Para a filosofia, a mais famosa contribuição de Tales é a ideia de que existe um elemento originário da natureza, e este elemento seria a água — a água, portanto, seria o Arché inicial da filosofia grega, e Tales, seu primeiro propositor. Desta tentativa pioneira de explicar a natureza, segundo o consenso atual, veio a florescer a filosofia ocidental. Hegel, em Preleções sobre a História da Filosofia, elabora:

A proposição de Tales de que a água é o absoluto ou, como diziam os antigos, o princípio, é filosófica: com ela, a Filosofia começa porque, através dela, chega à consciência de que o um é a essência, o verdadeiro, o único que é em si e para si. Começa aqui um distanciar-se daquilo que é em nossa percepção sensível; um afastar-se deste ente imediato — um recuar diante dele. Os gregos consideraram o sol, as montanhas, os rios, etc., como forças autônomas, honrando-os como deuses, elevados pela fantasia a seres ativos, móveis, conscientes, dotados de vontade. Isto gera em nós a representação da pura criação pela fantasia — animação infinita e universal, figuração, sem unidade simples. Com essa proposição está aquietada a imaginação selvagem, infinitamente colorida, de Homero; este dissociar-se de uma infinidade de princípios, toda esta representação de que um objeto singular é algo que verdadeiramente subsiste para si, que é uma força para si, autônoma e acima das outras, é sobressumida e assim está posto que só há um universal, o universal ser em si e para si, a intuição simples e sem fantasia, o pensamento de que apenas um é. Este universal está, ao mesmo tempo, em relação com o singular, com a aparição, com a existência do mundo. 2

Nietzsche em A Filosofia na Época Trágica dos Gregos:

A filosofia grega parece começar com uma ideia absurda, com a proposição: a água é a origem e a matriz de todas as coisas. Será mesmo necessário deter-nos nela e levá-la a sério? Sim, e por três razões: em primeiro lugar, porque essa proposição enuncia algo sobre a origem das coisas; em segundo lugar, porque faz sem imagem e fabulação; e enfim, em terceiro lugar, porque nela, embora apenas em estado de crisálida, está contido o pensamento: “Tudo é um”. A razão citada em primeiro lugar deixa Tales ainda em comunidade com os religiosos e supersticiosos, a segunda o tira dessa sociedade e no-lo mostra como investigador da natureza, mas, em virtude da terceira, Tales se torna o primeiro filósofo grego. Se tivesse dito: “Da água provém a terra”, teríamos apenas uma hipótese científica, falsa, mas dificilmente refutável. Mas ele foi além do científico. Ao expor essa representação de unidade através da hipótese da água, Tales não superou o estágio inferior das noções físicas da época, mas, no máximo, saltou por sobre ele. As parcas e desordenadas observações da natureza empírica que Tales havia feito sobre a presença e as transformações da água, ou mais exatamente, do úmido, seriam o que menos permitiria ou mesmo aconselharia tão monstruosa generalização; o que o impeliu a esta foi um postulado metafísico, uma crença que tem sua origem em uma intuição mística e que encontramos em todos os filósofos, ao lado dos esforços sempre renovados para exprimi-la melhor — a proposição: “Tudo é um”.
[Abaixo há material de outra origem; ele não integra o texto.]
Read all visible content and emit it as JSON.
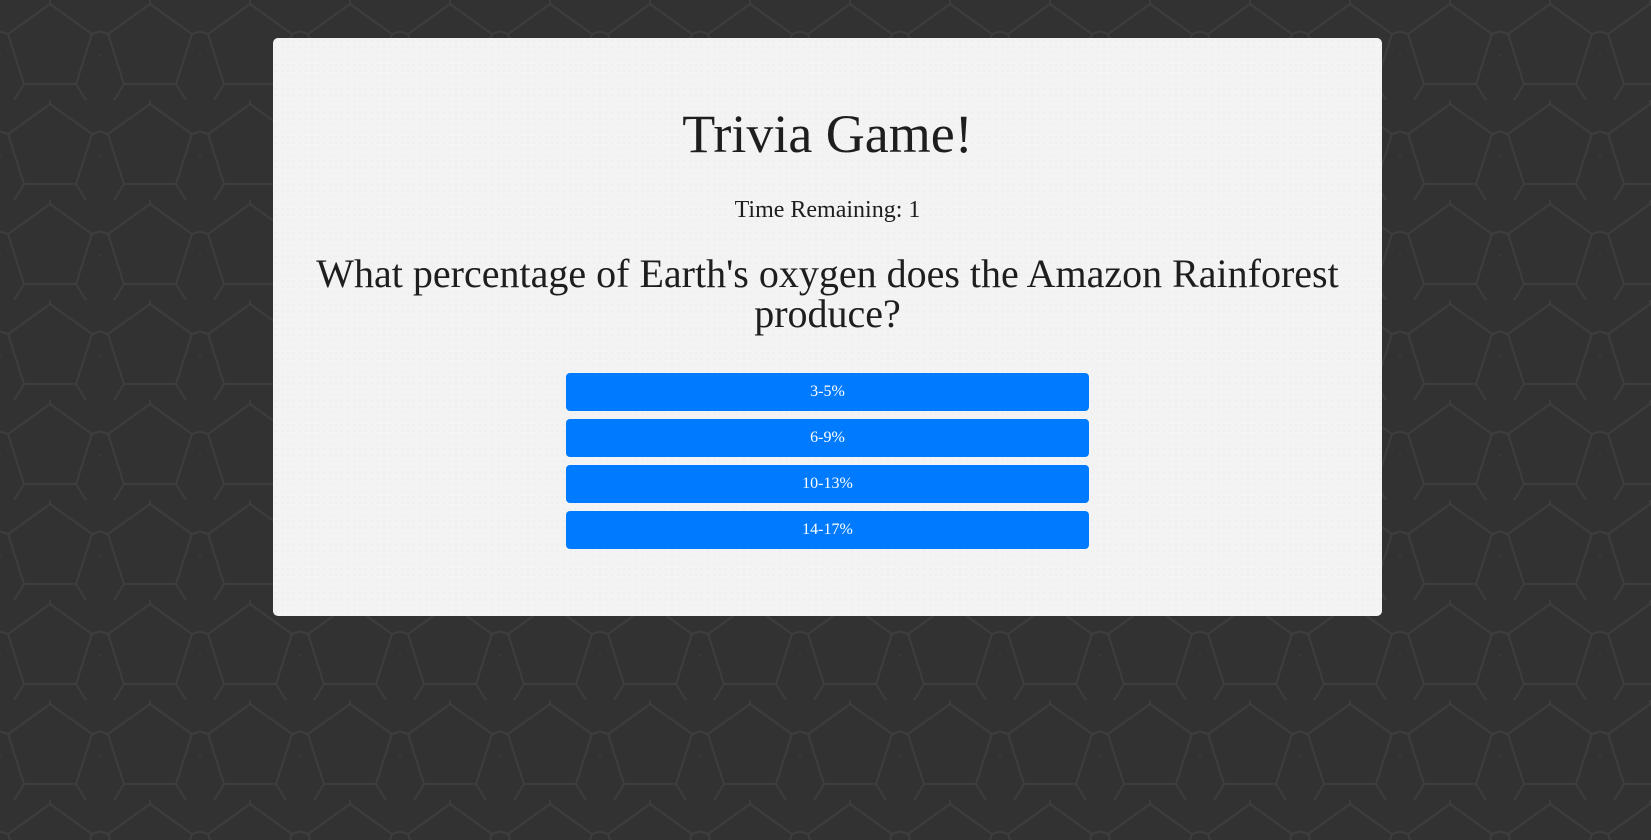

É notável a violência tirânica com que essa crença trata toda a empiria: exatamente em Tales se pode aprender como procedeu a filosofia, em todos os tempos, quando queria elevar-se a seu alvo magicamente atraente, transpondo as cercas da experiência. Sobre leves esteios, ela salta para diante: a esperança e o pressentimento põem asas em seus pés. Pesadamente, o entendimento calculador arqueja em seu encalço e busca esteios melhores para também alcançar aquele alvo sedutor, ao qual sua companheira mais divina já chegou. Dir-se-ia ver dois andarilhos diante de um regato selvagem, que corre rodopiando pedras; o primeiro, com pés ligeiros, salta por sobre ele, usando as pedras e apoiando-se nelas para lançar-se mais adiante, ainda que, atrás dele, afundem bruscamente nas profundezas. O outro, a todo instante, detém-se desamparado, precisa antes construir fundamentos que sustentem seu passo pesado e cauteloso; por vezes isso não dá resultado e, então, não há deus que possa auxiliá-lo a transpor o regato. 3

Footnotes

  1. O historiador Heródoto conta que neste dia ocorria a Batalha do Hális, que acabou ficando conhecida também como a Batalha do Elipse. Ainda de acordo com Heródoto, o confronto entre medos e lídios foi interrompido quando o dia, por conta do eclipse, escureceu subitamente e assustou guerreiros de ambos os lados. O escritor Isaac Asimov descreve esta batalha como o mais antigo evento histórico cuja data precisa é conhecida, justamente por conta da previsão do eclipse feita por Tales. Tal previsão, para Asimov, marca o nascimento da ciência.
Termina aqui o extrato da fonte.